—Appeal by the de*594fendant from a judgment of the Supreme Court, Queens County (Fisher, J.), rendered July 30, 1996, convicting him of criminal sale of a controlled substance in the third degree, upon a jury verdict, and imposing sentence.
Ordered that the judgment is reversed, on the law, and a new trial is ordered.

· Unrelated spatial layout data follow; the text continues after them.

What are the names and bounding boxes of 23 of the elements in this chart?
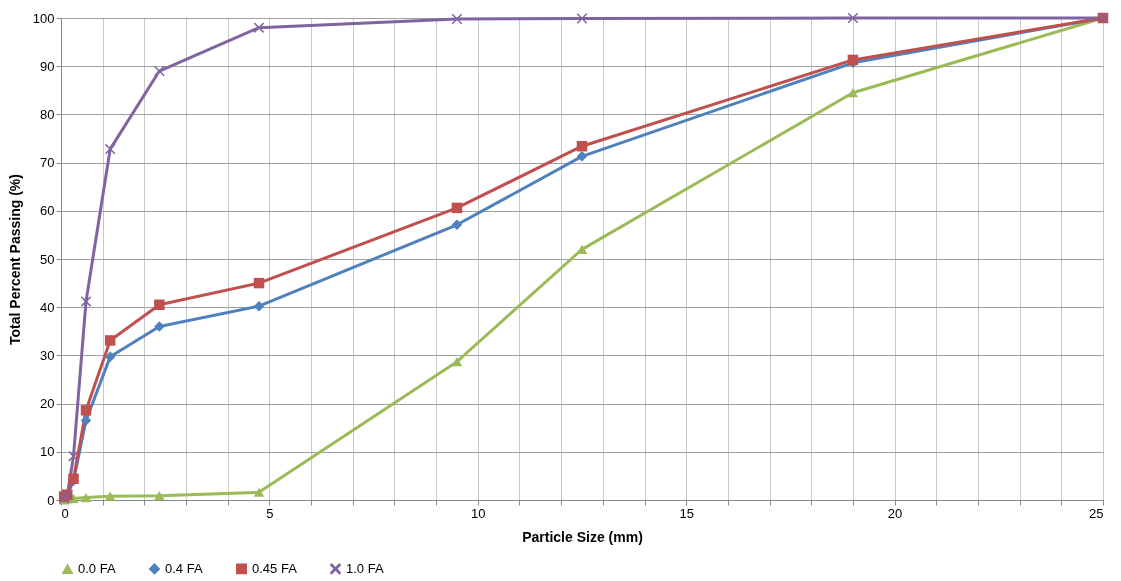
x-tick-label: 0	[61, 505, 69, 521]
y-tick-label: 50	[40, 251, 55, 267]
x-tick-label: 5	[266, 505, 274, 521]
y-tick-label: 40	[40, 299, 55, 315]
y-tick-label: 30	[40, 347, 55, 363]
x-tick-label: 25	[1089, 505, 1104, 521]
x-axis-title: Particle Size (mm)	[522, 528, 643, 545]
legend-label: 1.0 FA	[346, 560, 384, 576]
legend-label: 0.4 FA	[165, 560, 203, 576]
legend-label: 0.45 FA	[252, 560, 298, 576]
y-tick-label: 60	[40, 203, 55, 219]
y-tick-label: 80	[40, 106, 55, 122]
y-tick-label: 0	[47, 492, 55, 508]
y-tick-label: 100	[32, 10, 55, 26]
x-tick-label: 20	[887, 505, 903, 521]
x-tick-label: 15	[679, 505, 694, 521]
y-axis-title: Total Percent Passing (%)	[6, 174, 23, 345]
legend-label: 0.0 FA	[78, 561, 116, 577]
y-tick-label: 90	[40, 58, 55, 74]
x-tick-label: 10	[471, 505, 486, 521]
y-tick-label: 10	[40, 444, 55, 460]
y-tick-label: 20	[40, 396, 55, 412]
y-tick-label: 70	[40, 155, 55, 171]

The defendant contends that he was denied his right to a public trial (see, US Const 6th Amend; Civil Rights Law § 12; Judiciary Law § 4; People v Jones, 47 NY2d 409, cert denied 444 US 946) because the Supreme Court excluded his sister from the courtroom during the testimony of an undercover officer. We agree. During the Hinton hearing (see, People v Hinton, 31 NY2d 71, cert denied 410 US 911), the defendant objected to the exclusion of his sister. When a defendant seeks to limit closure of the courtroom to permit the attendance of certain individuals, the People must present evidence that those individuals threaten the safety of the witness (see, People v Nieves, 90 NY2d 426; People v Gutierez, 86 NY2d 817; People v Kin Kan, 78 NY2d 54; People v Scott, 237 AD2d 544; People v Gayle, 237 AD2d 532; People v Johnson, 222 AD2d 456). Although the undercover officer would be immediately returning to the area in which the defendant was arrested and in which the defendant’s sister resided, nothing in the record demonstrates, and the Supreme Court did not find, that the defendant’s sister posed a threat to the officer. Therefore, the defendant is entitled to a new trial. Bracken, J. P., Copertino, McGinity and Luciano, JJ., concur.